Fed Chair Jerome Powell told reporters last week that the central bank and the Treasury Department were “just now turning to that question” of whether to extend the programs and had not made a decision. Meanwhile, Sens. Chuck Schumer (D-N.Y.), Mark Warner (D-Va.), Sherrod Brown (D-Ohio) and Elizabeth Warren (D-Mass.) called on the Fed to expand the central bank’s programs for state and local governments — which have been slammed by budget cuts due to tumbling tax revenue, forcing widespread job cuts — as well as for small and midsize businesses.

“We strongly believe that the Federal Reserve and Treasury should extend these critical facilities and that financial institutions should continue processing applications unabated for as long as these programs remain operational,” they wrote in a letter last week.

The aid for small and midsize businesses is especially critical as the winter months descend and outdoor dining and drinking is no longer possible in many big northern states. For the moment there is no more emergency federal loan money flowing to smaller businesses through the Paycheck Protection Program. And uncertainty in the sector is rising.

A recent Goldman Sachs study found that 96 percent of those surveyed said it was critical for Congress to approve more relief. Only 60 percent of small businesses owners who have managed to survive so far said they expect to make through the end of the year, lower than the 68 percent who thought they could make it in the early stages of the epidemic back in April.
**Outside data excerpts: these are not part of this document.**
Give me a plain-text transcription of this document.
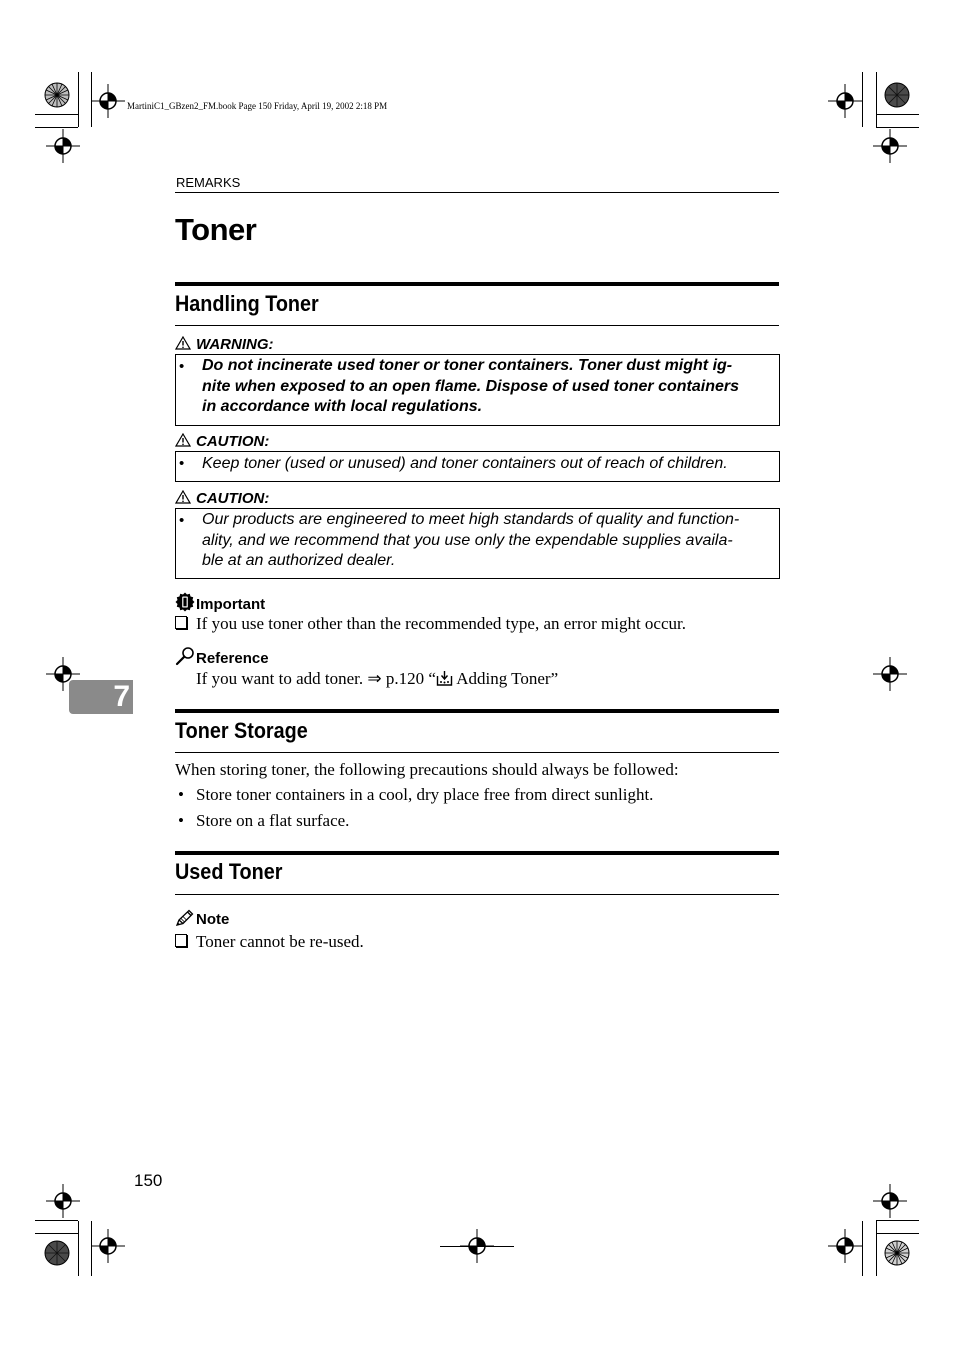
MartiniC1_GBzen2_FM.book Page 150 Friday, April 19, 2002 2:18 PM
REMARKS
Toner
Handling Toner
WARNING:
• Do not incinerate used toner or toner containers. Toner dust might ig-
nite when exposed to an open flame. Dispose of used toner containers
in accordance with local regulations.
CAUTION:
• Keep toner (used or unused) and toner containers out of reach of children.
CAUTION:
• Our products are engineered to meet high standards of quality and function-
ality, and we recommend that you use only the expendable supplies availa-
ble at an authorized dealer.
Important
If you use toner other than the recommended type, an error might occur.
Reference
If you want to add toner. ⇒ p.120 “ Adding Toner”
7
Toner Storage
When storing toner, the following precautions should always be followed:
• Store toner containers in a cool, dry place free from direct sunlight.
• Store on a flat surface.
Used Toner
Note
Toner cannot be re-used.
150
The worry is even higher among minority-owned businesses. Among Black business owners, 61 percent in the Goldman survey said they had to forgo paying themselves compared to 52 percent overall. And 49 percent said they had to lay off workers or cut pay compared to 42 percent overall.

The lack of new stimulus, increase in virus cases and fears about more small business damage have led economists to scale back hope for economic growth in the fourth quarter after a strong rebound in the third. The Atlanta Federal Reserve’s model now expects growth of 3.5 percent on an annualized basis in the fourth quarter, down from the 33 percent annualized snap back in the second quarter. Even after that third-quarter surge, the economy was left with a hole not far from the one it had in the final year of the 2007-2009 recession.
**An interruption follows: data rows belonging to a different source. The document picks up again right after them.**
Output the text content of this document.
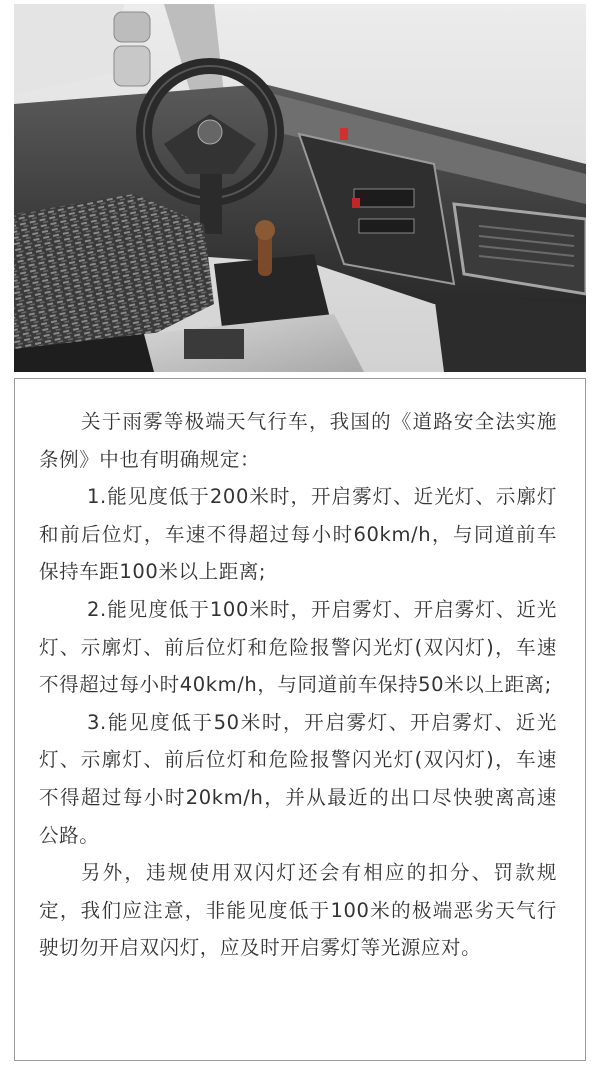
关于雨雾等极端天气行车，我国的《道路安全法实施条例》中也有明确规定：

1.能见度低于200米时，开启雾灯、近光灯、示廓灯和前后位灯，车速不得超过每小时60km/h，与同道前车保持车距100米以上距离;

2.能见度低于100米时，开启雾灯、开启雾灯、近光灯、示廓灯、前后位灯和危险报警闪光灯(双闪灯)，车速不得超过每小时40km/h，与同道前车保持50米以上距离;

3.能见度低于50米时，开启雾灯、开启雾灯、近光灯、示廓灯、前后位灯和危险报警闪光灯(双闪灯)，车速不得超过每小时20km/h，并从最近的出口尽快驶离高速公路。

另外，违规使用双闪灯还会有相应的扣分、罚款规定，我们应注意，非能见度低于100米的极端恶劣天气行驶切勿开启双闪灯，应及时开启雾灯等光源应对。
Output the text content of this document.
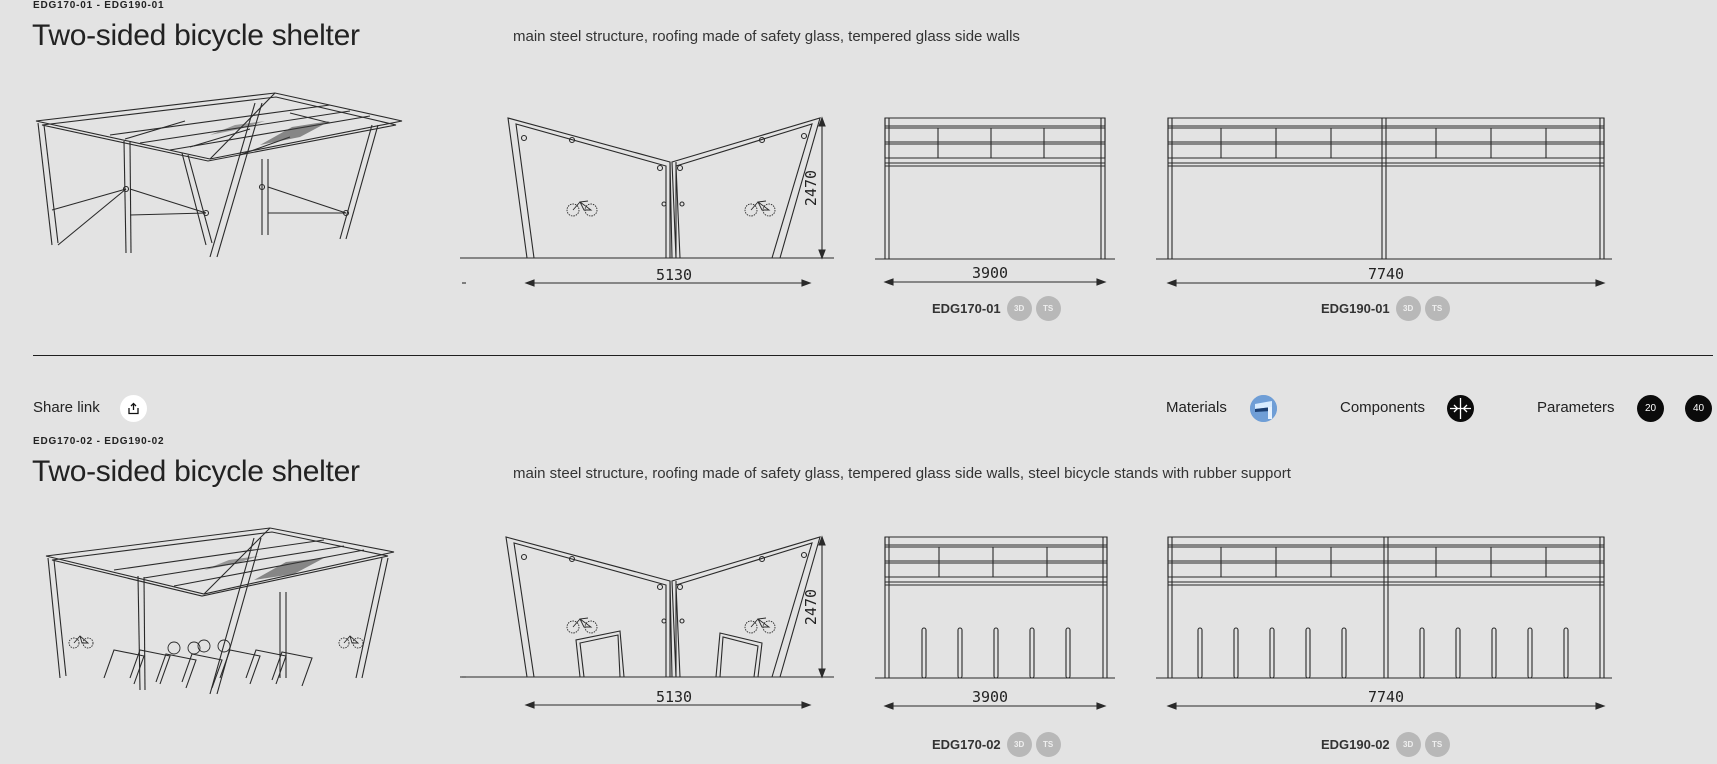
EDG170-01 - EDG190-01
Two-sided bicycle shelter	main steel structure, roofing made of safety glass, tempered glass side walls
5130
2470
3900	7740
EDG170-01	3D	TS	EDG190-01	3D	TS
Share link	Materials	Components	Parameters	20	40
EDG170-02 - EDG190-02
Two-sided bicycle shelter	main steel structure, roofing made of safety glass, tempered glass side walls, steel bicycle stands with rubber support
5130
2470
3900	7740
EDG170-02	3D	TS	EDG190-02	3D	TS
It’s not at all clear Biden is going to get much help from Republicans to try and quickly boost that growth rate. “I don’t expect congressional Republicans to give him a grace period, but they should,” said Fratto. “There are going to be people saying, ‘This economy was roaring back under Trump, but then look at the fourth quarter, when it became clear Biden would win, it stalled.’ We know that’s not what happened, but that’s partisan politics.”